Exposure to BPA, used to make the epoxy-resin linings of metal food cans, has been linked in lab studies to breast and prostate cancer, infertility, early puberty in girls, type-2 diabetes, obesity and attention deficit hyperactivity disorder. Childhood exposure is of concern because this endocrine-disrupting chemical can affect children's hormonal systems during development and set the stage for later‐life diseases.
"There should be no place for toxic chemicals linked to breast cancer and other serious health problems in our children's food," says Jeanne Rizzo, president/CEO of the Breast Cancer Fund. "We hope this report will shine a spotlight on this issue and encourage companies to seek safer alternatives to BPA."
The new report, "BPA in Kids' Canned Food," found BPA in the following canned food products (levels measured in parts per billion, or ppb, average of two samples):
• Campbell's Disney Princess Cool Shapes, Shaped Pasta with Chicken in Chicken Broth 114 ppb
• Campbell's Toy Story Fun Shapes, Shaped Pasta with Chicken in Chicken Broth 81 ppb
• Earth's Best Organic Elmo Noodlemania Soup, USDA Organic 38 ppb
• Annie's Homegrown Cheesy Ravioli, USDA Organic 31 ppb
• Chef Boyardee Whole Grain Pasta, Mini ABC's & 123's with Meatballs 20 ppb
• Campbell's Spaghettios with Meatballs 13 ppb
"In all of these products—but particularly in the Campbell's Disney Princess and Toy Story soups—a child-sized serving could result in BPA exposure at a level of concern," says Gretchen Lee Salter, policy manager at the Breast Cancer Fund. "Consider the number of servings of canned foods—soups, pastas, vegetables, fruits—that a child eats in a week, in a year, and then throughout her developing years, and you start to see the urgency of getting BPA out of food cans."
"This report shows the that we're all part of a big experiment to see what BPA will do to our kids and us," says William Goodson, M.D., a breast cancer surgeon and senior clinical research scientist at California Pacific Medical Center Research Institute, who just last week published a study showing that BPA causes non-cancerous cells to grow and survive like cancer cells. "We weren't given any choice about being in this experiment, and it's time for that to change."

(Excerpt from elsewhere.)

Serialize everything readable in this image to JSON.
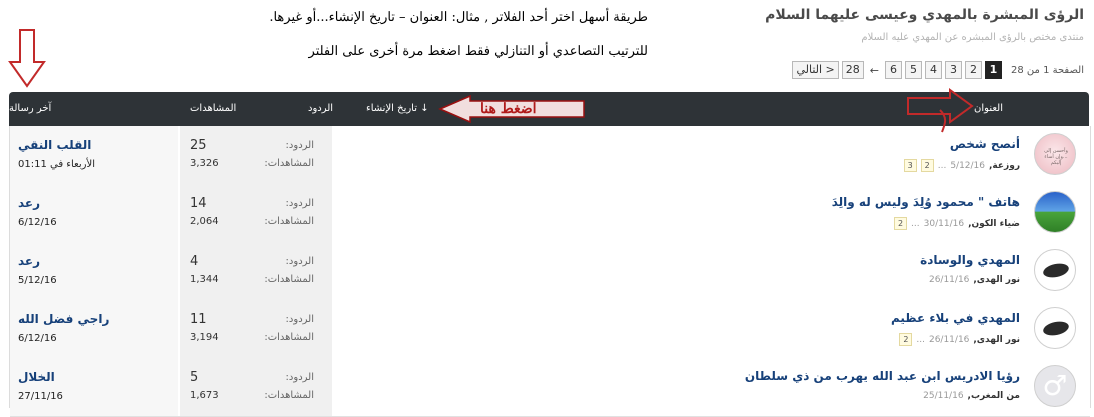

Research has also uncovered a relationship between household income and BPA exposure, showing that people with the highest BPA exposure are from the lowest income groups. This data may be attributed to the fact that canned foods are usually cheaper, last longer and are more readily available in low-income neighborhoods than fresh foods.
In response to these findings, the Breast Cancer Fund is launching a "Cans Not Cancer" campaign, urging manufacturers to replace BPA with safer alternatives. Sample consumer letters to Campbell's and other companies highlighted in this report can be found at www.breastcancerfund.org/cansnotcancer.
"Every day, children are being exposed to BPA through canned foods marketed to them using slick advertising and their favorite characters," said Salter. "The Breast Cancer Fund's Cans Not Cancer campaign is about our health, our children's health, and a safer future where breast cancer rates have dropped because we've reduced our exposure to toxic chemicals."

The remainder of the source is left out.